19. Si une brèche s’est occasionnée dans la clôture séparant une petite cour d’une grande cour, de sorte qu’il ne reste rien de la clôture, et que la grande cour contient des vignes, on ne pourra pas semer de graines dans la petite cour, et si l’on en sème, les graines sont interdites et les vignes autorisées. Si la petite cour contient des vignes, on peut semer des graines dans la grande cour, vu que celle-ci est limitée par des murets des deux côtés, elle est considérée comme isolée de la petite cour, alors que l’inverse n’est pas vrai : la petite cour n’est pas isolée de la grande.

20. Un sillon profond de dix téfa’h et large de quatre téfa’h, qui traverse un vignoble de part en part, apparaît comme un domaine indépendant entre deux vignobles et l’on peut par conséquent y semer des graines, à condition toutefois que les vignes ne le recouvrent pas, comme nous l’avons expliqué. Si le sillon ne traverse pas le vignoble de part en part, son statut est équivalent à celui d’un pressoir au milieu du vignoble ; dans lequel il est défendu de semer, bien qu’il soit profond de dix téfa’h et large de quatre téfa’h ou plus, à moins que le sillon soit situé dans un espace dénudé de vignes sur seize coudées.

21. Le statut d’un vignobl e traversé par u n chemin et transformé ainsi en deux vignobles, est semblable à celui d’un vignoble détruit en son centre, et ainsi : si la distance entre les deux vignobles est de seize coudées ou plus, on s’écarte d’une distance de quatre coudées de chacun des deux vignobles, si l’on veut ensemencer de graines le reste de la surface. S’il y a moins de seize coudées, on n’y sèmera pas de graines.

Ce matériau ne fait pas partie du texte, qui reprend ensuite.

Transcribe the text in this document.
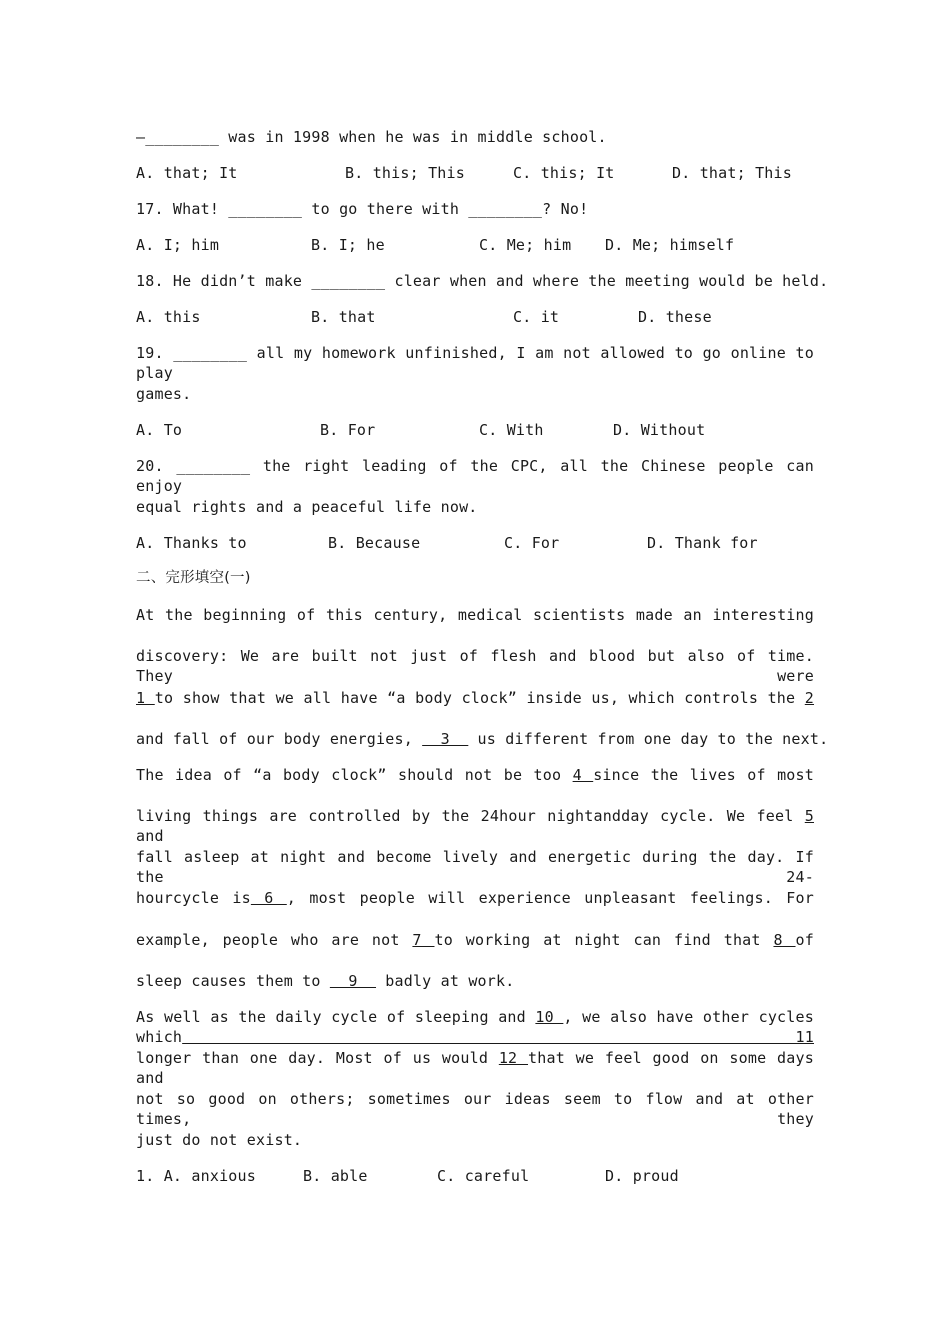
—________ was in 1998 when he was in middle school.
A. that; It	B. this; This	C. this; It	D. that; This
17. What! ________ to go there with ________? No!
A. I; him	B. I; he	C. Me; him D. Me; himself
18. He didn’t make ________ clear when and where the meeting would be held.
A. this	B. that	C. it	D. these
19. ________ all my homework unfinished, I am not allowed to go online to play
games.
A. To	B. For	C. With	D. Without
20. ________ the right leading of the CPC, all the Chinese people can enjoy
equal rights and a peaceful life now.
A. Thanks to	B. Because	C. For	D. Thank for
二、完形填空(一)
At the beginning of this century, medical scientists made an interesting
discovery: We are built not just of flesh and blood but also of time. They were
1 to show that we all have “a body clock” inside us, which controls the 2
and fall of our body energies,   3   us different from one day to the next.
The idea of “a body clock” should not be too 4 since the lives of most
living things are controlled by the 24hour nightandday cycle. We feel 5 and
fall asleep at night and become lively and energetic during the day. If the 24-
hourcycle is 6 , most people will experience unpleasant feelings. For
example, people who are not 7 to working at night can find that 8 of
sleep causes them to   9   badly at work.
As well as the daily cycle of sleeping and 10 , we also have other cycles which 11
longer than one day. Most of us would 12 that we feel good on some days and
not so good on others; sometimes our ideas seem to flow and at other times, they
just do not exist.
1. A. anxious	B. able	C. careful	D. proud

22. On peut semer une espèce potagère sur le toit d’une loge de garde, dans un vignoble, si cette loge est haute d’au moins dix téfa’h et que le toit possède des dimensions d’au moins quatre téfa’h sur quatre téfa’h. Et ce, à condition que les branches des vignes ne touchent pas le toit de la loge, car, vu de haut, cela pourrait donner l’impression qu’une espèce potagère est ensemencée dans un vignoble. Dans quel cas parle-t-on ? Dans le cas d’une loge au toit carré ou rectangulaire. Si toutefois la forme du toit de la loge est circulaire, remplir deux conditions supplémentaires est requis : d’une part qu’un carré de quatre téfa’h sur quatre téfa’h puisse s’inscrire dans le disque qui constitue le toit, d’autre part que le toit soit recouvert d’une hauteur d’au moins trois téfa’h de terre.

23. Le statut d’une parcelle de terrain entourée d’une enceinte, dans un vignoble, est le suivant : si la surface de cette parcelle est de plus de trois téfa’h sur trois téfa’h, on pourra y semer une espèce potagère. Pour une surface inférieure à trois téfa’h sur trois téfa’h, on considèrera la parcelle de terrain comme partie intégrante du vignoble et on n’y sèmera pas de graines.

24. Si une simple vigne est plantée dans un fossé ou dans un sillon de moins de dix téfa’h de profondeur, ou de moins de quatre téfa’h de largeur, on peut ensemencer tout le fossé ou le sillon de graines d’autres espèces, pourvu que l’on s’éloigne de la vigne de six téfa’h, dans toutes les directions, comme on le fait en terrain plat. Si le fossé ou le sillon est profond de dix téfa’h et que le bord du fossé ou du sillon est large de quatre téfa’h, il est défendu d’y semer des graines, même après s’être éloigné de six téfa’h de la vigne.

25. De même, si une simple vigne est entourée d’une clôture haute de dix téfa’h et épaisse de quatre téfa’h, le semis de graines sera prohibé dans toute la zone délimitée par la clôture et un éloignement de six téfa’h ne suffira ici pas. Si toutefois l’on sème après avoir marqué un éloignement de six téfa’h, les cultures ne seront pas interdites de profit. De quelle distance doit-on s’éloigner pour pouvoir semer des graines a priori ? De quatre coudées dans chaque direction ; après quoi on pourra ensemencer même tout le reste du fossé ou tout le reste de la zone délimitée par la clôture.